Rules of cigar etiquette were published in 1967 by Swiss tobacconist Zino Davidoff in his essay entitled "Zino Davidoff's Guide to Cigar Etiquette." The essay calls for cigar aficionados to do such things as smoke the cigar only halfway, let it burn out on its own, never ask another smoker for a light, refrain from smoking while walking, etc. Davidoff dismisses the elaborate rituals of lighting, says that removing or leaving the band are equally correct, and insists that a gentleman never relights a cigar that is more than two-thirds smoked.

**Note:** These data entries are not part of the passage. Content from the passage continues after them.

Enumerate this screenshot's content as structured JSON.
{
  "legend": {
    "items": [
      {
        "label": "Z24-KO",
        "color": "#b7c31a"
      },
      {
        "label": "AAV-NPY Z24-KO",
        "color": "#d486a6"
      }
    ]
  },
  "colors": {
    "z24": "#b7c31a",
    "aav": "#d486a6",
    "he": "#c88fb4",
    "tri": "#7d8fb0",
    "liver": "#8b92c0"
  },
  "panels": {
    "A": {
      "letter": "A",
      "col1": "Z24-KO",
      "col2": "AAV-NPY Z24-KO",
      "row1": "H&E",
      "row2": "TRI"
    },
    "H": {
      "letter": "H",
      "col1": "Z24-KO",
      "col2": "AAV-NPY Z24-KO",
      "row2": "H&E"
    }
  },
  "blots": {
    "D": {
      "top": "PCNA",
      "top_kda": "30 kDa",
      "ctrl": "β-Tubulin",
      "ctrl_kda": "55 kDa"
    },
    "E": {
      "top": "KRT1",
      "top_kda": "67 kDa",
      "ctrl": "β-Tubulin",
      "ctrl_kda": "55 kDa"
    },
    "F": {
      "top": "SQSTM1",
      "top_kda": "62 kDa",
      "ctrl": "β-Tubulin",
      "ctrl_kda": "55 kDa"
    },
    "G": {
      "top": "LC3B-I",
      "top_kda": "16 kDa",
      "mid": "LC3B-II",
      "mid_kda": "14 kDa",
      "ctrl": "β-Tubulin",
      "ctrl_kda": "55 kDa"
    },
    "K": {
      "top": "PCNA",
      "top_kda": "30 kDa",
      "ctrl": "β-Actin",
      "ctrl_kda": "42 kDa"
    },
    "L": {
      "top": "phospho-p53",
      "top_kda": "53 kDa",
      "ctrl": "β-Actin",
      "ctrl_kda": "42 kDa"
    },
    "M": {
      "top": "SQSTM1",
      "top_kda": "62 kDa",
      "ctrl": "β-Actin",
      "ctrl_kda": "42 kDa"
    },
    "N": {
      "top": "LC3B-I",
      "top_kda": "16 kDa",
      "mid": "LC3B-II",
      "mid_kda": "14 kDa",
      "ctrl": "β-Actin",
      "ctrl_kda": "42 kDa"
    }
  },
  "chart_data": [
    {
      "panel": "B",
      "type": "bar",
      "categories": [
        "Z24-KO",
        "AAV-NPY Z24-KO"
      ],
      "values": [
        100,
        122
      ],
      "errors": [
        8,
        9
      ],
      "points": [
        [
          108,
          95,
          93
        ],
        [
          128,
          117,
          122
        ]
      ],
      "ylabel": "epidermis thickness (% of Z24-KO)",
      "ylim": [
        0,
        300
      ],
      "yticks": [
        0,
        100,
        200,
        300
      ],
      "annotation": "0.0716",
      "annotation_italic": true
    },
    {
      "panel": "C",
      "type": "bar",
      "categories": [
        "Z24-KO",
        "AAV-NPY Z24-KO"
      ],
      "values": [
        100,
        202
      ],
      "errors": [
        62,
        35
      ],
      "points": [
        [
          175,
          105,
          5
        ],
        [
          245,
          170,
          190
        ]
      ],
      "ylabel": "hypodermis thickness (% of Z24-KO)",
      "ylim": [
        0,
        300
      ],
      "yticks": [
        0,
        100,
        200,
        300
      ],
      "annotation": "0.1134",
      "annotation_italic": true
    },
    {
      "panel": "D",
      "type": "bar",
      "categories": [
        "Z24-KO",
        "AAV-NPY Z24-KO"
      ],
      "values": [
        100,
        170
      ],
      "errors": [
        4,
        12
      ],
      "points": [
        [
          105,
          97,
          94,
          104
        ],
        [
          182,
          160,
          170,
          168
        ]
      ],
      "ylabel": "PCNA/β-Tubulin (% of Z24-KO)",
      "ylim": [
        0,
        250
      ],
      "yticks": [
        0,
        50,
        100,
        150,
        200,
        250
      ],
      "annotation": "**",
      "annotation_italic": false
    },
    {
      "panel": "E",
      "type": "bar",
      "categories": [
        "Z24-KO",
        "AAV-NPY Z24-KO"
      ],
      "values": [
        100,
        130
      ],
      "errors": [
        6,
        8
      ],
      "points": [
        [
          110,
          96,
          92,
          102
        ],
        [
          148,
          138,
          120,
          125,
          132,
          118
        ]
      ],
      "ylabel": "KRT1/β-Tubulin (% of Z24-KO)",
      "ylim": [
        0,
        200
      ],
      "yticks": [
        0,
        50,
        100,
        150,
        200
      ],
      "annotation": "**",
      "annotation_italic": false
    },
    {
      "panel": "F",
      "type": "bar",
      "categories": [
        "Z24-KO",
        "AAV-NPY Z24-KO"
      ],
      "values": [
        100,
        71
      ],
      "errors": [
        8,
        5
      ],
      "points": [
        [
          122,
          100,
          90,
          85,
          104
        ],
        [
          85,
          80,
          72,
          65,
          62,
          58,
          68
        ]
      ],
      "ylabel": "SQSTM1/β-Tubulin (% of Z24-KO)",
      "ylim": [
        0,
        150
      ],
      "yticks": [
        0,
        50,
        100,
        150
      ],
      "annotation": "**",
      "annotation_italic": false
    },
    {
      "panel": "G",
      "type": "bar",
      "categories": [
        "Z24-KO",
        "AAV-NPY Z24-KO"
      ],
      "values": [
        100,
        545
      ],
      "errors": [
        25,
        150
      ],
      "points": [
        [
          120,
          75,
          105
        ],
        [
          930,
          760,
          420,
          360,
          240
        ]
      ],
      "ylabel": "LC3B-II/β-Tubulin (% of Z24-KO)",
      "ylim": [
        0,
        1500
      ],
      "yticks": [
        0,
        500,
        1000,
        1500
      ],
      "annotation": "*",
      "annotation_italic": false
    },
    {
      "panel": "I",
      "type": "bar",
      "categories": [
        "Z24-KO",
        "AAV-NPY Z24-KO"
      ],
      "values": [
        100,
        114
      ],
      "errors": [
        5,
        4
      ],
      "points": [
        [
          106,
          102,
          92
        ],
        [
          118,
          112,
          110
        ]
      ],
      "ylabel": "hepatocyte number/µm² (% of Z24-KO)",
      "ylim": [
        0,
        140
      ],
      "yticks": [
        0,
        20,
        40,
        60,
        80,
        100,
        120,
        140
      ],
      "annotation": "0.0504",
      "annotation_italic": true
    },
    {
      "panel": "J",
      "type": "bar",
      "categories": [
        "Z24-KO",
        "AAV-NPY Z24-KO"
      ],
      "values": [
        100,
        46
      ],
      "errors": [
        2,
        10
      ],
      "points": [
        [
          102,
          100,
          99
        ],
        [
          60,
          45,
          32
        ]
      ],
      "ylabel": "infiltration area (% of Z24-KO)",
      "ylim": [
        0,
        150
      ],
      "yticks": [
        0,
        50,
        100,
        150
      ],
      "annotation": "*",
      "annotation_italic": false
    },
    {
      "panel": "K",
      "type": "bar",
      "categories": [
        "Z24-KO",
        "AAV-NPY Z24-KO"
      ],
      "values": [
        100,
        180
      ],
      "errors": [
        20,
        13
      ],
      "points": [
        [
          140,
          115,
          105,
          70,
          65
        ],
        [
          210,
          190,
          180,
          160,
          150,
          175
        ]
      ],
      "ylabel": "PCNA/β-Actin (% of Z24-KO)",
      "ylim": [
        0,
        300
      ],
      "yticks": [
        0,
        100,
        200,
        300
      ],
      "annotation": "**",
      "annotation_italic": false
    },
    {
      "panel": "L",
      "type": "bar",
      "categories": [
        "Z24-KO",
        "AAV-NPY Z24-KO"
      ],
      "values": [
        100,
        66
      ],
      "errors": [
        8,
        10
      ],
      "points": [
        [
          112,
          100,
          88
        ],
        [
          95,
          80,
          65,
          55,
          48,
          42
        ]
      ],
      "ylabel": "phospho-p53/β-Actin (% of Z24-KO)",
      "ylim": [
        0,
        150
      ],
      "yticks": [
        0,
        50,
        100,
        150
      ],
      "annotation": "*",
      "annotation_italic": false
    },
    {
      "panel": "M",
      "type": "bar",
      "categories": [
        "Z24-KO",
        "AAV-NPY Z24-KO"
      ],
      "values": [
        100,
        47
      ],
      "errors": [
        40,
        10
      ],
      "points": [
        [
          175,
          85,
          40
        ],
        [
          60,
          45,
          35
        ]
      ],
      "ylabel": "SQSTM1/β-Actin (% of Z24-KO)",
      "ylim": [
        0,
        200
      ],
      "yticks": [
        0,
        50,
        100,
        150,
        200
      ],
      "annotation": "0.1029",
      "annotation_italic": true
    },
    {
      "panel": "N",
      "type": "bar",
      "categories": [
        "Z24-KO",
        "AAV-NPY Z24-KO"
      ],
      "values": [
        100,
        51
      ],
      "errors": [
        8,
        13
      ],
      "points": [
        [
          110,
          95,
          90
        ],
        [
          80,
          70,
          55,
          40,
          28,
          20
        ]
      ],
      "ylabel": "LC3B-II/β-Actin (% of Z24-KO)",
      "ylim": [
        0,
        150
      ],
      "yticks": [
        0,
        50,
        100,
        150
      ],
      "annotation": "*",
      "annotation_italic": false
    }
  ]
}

==Other rules of etiquette==

A number of sets of rules of cigar etiquette besides Davidoff's have been compiled and published from time to time. These include:

===New York Times===
In a 2005 article in The New York Times, Harry Hurt III suggested four basic rules of cigar etiquette:
1. Confine indoor cigar smoking to cigar parlors.
2. Don't chain-smoke cigars.
3. Don't offend non-smokers with the smell of cigar smoke on your clothes or breath.
4. Don't ask, don't tell if it's a Cuban cigar.

===Cigar Aficionado===

Cigar Aficionado's book Cigar Companion suggests two sets of rules: one when among non-smokers, and another when among cigar smokers. One should never smoke except where smoking is appreciated, and care should be taken to minimize criticism from non-smokers from the smell of smoke in one's home or on one's clothes. Among other cigar smokers, it suggests rules governing sharing, cutting, lighting, humidors, women cigar smokers, and gifts. It concludes with one ironclad rule: never give a prank exploding cigar, and do not associate with anyone who does.